So, you’re sitting there in class, reading a book or listening to a lecture, and suddenly you find yourself on a tropical island beach sipping a pina colada as the waves caress your toes. Then, just as suddenly, you snap out of it when the teacher calls on you. We all do it, but did you realize that there may be a productive purpose behind it? Did you know that daydreaming improves creative problem solving?
Scientists estimate that most of us spend up to a third of our life spacing out. It helps explain why, at the end of a day, you could ask yourself “Where did the time go”? Contrary to what your teacher would say about you wasting time, at least as far as creativity goes, you may actually be putting that time to good use.
But if you want to make good use of your daydreaming time, you have to “capture” those daydreams. Just like regular nocturnal dreams, daydreams need to be written down and followed up on. This is why I always keep a pen and pad of paper handy everywhere I go. You never know when a great daydream idea will hit you. And if you don’t record it in some way, you most likely quickly forget it. Studies have shown that people who catch themselves daydreaming tend to be the most creative. People who are creatively prolific know how to sort through random ideas and piece together the ones that are valuable.
Usually the most creative ideas tend to be those unconscious ones that are simply floating around waiting for us to grab them. These are the kind of “aha” moments that appear when our brain is in a more relaxed or playful mode. Aha moments can’t be forced.

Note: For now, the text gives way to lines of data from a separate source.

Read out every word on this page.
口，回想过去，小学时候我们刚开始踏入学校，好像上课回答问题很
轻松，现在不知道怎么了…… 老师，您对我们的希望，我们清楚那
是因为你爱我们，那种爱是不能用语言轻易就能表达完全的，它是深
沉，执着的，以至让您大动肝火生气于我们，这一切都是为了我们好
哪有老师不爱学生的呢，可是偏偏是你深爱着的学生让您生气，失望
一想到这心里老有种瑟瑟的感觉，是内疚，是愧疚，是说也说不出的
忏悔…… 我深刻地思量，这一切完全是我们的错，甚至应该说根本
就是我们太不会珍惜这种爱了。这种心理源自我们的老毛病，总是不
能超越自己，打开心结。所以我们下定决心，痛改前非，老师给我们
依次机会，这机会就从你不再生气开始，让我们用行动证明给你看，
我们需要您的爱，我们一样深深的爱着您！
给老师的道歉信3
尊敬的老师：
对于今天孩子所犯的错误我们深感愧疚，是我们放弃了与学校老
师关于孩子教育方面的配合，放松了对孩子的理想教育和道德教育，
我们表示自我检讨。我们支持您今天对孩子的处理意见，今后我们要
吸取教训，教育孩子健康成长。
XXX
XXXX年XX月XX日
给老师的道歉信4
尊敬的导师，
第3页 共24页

Most people don’t spend their lives daydreaming about tropical islands, but about immediate problems that need solving, like how they’re going to ask their boss for a raise, or how to get their kids to sleep. This is why daydreaming is so valuable to creative problem solving. You could force yourself to come up with solutions, but a better way is to simply daydream to solve the problem. It’s easier and a lot more fun.